Some protesters, recalling the city police’s past use of tear gas, chided him: “You better be here every night, Ted!”
- A federal judge in Oregon has temporarily blocked federal agents deployed in Portland, Oregon from threatening to arrest, arresting, or using force against journalists and legal observers who are at the ongoing protests sparked by the police killing of George Floyd.
- Chicago advocacy groups are filing a lawsuit to block the Trump administration from allowing federal agents to oversee peaceful protests in the city.
- The Trump administration is sending a tactical border patrol team to Seattle, making good on President Trump’s pledge to use the full force of the federal government to protect property amid ongoing protests, The New York Times reports.
Mayor Jenny Durkan (D) had spoken with Department of Homeland Security acting Secretary Chad Wolf who told her that the administration didn’t have plans to deploy a large force of agents to the city and wouldn’t do so without communicating with her first. Durkan said that she hadn’t been made aware of the incoming federal team.
The mayor made it clear to Wolf that Seattle did not need the assistance of federal officers. “Any deployment here would, in my view, undermine public safety.”

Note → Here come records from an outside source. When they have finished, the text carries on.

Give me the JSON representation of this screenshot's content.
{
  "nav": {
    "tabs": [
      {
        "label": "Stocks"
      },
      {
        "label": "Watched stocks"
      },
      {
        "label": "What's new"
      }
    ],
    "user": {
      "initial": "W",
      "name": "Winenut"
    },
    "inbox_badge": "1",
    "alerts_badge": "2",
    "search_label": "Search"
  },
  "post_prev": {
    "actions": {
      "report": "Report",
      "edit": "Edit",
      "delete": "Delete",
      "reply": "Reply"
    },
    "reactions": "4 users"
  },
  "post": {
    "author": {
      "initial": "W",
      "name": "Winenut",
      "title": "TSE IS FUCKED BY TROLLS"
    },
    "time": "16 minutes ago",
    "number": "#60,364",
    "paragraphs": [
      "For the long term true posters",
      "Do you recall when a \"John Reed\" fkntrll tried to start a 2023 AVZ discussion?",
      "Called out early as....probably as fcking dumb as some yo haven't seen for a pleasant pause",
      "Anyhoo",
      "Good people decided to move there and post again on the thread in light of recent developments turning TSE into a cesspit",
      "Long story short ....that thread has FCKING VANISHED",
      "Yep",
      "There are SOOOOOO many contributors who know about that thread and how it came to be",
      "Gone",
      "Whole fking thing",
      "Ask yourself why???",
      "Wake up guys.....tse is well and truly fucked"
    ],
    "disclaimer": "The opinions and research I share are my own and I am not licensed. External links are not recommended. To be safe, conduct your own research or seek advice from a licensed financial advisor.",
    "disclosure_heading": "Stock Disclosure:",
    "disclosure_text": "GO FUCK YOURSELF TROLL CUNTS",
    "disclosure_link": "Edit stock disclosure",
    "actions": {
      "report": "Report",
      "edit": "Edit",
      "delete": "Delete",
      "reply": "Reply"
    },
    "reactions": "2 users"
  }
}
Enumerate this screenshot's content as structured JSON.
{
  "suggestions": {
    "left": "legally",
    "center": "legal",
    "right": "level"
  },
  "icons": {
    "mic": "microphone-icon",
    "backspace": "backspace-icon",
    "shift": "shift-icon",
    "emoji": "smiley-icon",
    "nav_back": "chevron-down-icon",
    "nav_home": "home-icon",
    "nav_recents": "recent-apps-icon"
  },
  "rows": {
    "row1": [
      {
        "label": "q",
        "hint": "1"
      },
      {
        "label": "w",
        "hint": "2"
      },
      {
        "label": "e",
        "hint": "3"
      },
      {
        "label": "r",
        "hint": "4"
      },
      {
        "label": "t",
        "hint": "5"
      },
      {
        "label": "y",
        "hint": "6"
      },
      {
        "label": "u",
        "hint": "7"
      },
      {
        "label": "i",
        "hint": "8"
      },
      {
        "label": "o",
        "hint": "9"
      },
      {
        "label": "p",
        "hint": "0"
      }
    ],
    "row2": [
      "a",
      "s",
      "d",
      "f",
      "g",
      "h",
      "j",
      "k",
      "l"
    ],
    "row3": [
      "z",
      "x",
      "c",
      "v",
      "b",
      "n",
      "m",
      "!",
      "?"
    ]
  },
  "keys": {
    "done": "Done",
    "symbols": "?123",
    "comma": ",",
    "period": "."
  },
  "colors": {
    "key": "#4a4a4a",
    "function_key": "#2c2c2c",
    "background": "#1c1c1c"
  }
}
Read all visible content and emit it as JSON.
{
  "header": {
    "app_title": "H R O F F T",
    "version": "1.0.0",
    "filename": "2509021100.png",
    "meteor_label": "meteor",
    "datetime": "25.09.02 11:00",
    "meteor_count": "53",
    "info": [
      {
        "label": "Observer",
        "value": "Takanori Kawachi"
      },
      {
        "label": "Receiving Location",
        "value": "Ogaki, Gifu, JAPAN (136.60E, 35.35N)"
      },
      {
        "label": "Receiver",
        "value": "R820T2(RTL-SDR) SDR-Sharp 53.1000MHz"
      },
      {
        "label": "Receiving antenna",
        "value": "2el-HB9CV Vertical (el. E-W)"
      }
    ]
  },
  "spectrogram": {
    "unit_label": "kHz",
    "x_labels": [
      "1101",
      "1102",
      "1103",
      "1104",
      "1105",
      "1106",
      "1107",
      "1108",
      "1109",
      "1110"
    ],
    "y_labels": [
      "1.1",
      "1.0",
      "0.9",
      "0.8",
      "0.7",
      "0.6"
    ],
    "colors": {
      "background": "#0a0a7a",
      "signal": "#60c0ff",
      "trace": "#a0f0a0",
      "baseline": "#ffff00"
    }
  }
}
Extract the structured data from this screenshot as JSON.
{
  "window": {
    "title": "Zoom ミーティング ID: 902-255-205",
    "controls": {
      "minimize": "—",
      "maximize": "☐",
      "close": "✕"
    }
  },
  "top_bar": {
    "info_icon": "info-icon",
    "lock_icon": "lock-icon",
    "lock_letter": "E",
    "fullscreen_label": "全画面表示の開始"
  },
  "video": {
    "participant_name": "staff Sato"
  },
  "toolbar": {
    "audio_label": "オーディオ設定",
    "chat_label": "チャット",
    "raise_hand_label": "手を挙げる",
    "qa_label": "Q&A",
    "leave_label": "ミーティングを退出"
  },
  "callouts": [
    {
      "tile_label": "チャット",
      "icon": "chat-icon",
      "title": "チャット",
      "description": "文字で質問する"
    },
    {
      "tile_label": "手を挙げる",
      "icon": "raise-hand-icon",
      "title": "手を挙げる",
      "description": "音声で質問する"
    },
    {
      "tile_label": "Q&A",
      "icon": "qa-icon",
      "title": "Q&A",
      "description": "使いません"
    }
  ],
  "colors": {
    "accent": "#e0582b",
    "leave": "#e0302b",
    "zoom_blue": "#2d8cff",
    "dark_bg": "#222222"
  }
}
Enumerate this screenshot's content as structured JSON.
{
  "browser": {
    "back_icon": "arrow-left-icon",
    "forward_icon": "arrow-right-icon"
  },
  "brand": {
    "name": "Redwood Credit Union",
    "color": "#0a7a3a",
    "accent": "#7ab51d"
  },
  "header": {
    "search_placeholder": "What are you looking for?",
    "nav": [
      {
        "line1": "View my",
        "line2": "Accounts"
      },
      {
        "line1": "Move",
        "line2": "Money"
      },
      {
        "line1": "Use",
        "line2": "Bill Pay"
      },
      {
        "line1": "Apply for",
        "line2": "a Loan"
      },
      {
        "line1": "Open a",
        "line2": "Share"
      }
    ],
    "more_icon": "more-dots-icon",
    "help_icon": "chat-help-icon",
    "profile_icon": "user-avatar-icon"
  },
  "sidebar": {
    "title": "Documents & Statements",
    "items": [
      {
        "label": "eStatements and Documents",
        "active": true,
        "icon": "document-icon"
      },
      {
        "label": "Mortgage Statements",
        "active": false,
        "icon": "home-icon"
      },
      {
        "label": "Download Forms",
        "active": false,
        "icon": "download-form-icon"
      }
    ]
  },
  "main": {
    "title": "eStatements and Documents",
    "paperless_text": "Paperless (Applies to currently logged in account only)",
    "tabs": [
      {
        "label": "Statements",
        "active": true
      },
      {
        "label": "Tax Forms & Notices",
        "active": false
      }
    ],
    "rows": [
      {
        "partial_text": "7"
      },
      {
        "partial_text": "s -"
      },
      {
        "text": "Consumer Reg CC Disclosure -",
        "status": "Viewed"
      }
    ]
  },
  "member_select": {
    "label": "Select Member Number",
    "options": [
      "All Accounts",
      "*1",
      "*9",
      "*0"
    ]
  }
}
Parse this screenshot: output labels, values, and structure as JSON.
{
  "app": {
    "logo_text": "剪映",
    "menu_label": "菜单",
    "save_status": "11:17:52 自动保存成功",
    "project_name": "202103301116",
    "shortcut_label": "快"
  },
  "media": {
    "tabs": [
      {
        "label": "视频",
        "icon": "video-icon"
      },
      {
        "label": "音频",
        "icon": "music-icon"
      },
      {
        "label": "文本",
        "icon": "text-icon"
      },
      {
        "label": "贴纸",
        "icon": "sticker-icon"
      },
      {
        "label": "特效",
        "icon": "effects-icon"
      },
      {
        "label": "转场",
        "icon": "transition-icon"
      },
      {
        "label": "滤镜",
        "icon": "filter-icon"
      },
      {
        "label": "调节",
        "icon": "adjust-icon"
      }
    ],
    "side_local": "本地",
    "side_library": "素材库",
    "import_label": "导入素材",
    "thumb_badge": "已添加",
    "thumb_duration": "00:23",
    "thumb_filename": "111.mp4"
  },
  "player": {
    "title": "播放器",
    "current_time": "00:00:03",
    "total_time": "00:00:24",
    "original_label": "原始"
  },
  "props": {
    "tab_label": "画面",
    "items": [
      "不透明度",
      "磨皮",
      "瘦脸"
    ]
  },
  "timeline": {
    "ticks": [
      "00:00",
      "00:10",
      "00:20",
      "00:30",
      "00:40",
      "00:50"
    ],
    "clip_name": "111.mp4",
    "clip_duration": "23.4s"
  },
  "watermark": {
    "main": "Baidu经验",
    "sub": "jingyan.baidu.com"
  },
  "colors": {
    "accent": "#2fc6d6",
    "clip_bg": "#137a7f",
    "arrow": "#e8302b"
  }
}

- Kansas City, MO Mayor Quinton Lucas (D) says he found out about President Trump’s plan to send federal law enforcement officers to his city over social media.
“I learned about Operation Legend from actually someone on Twitter who had notified me that it was occurring,” the Democratic mayor said in an interview Thursday. “Then I looked at a White House press briefing that had announced that it was, I guess, already in the works.”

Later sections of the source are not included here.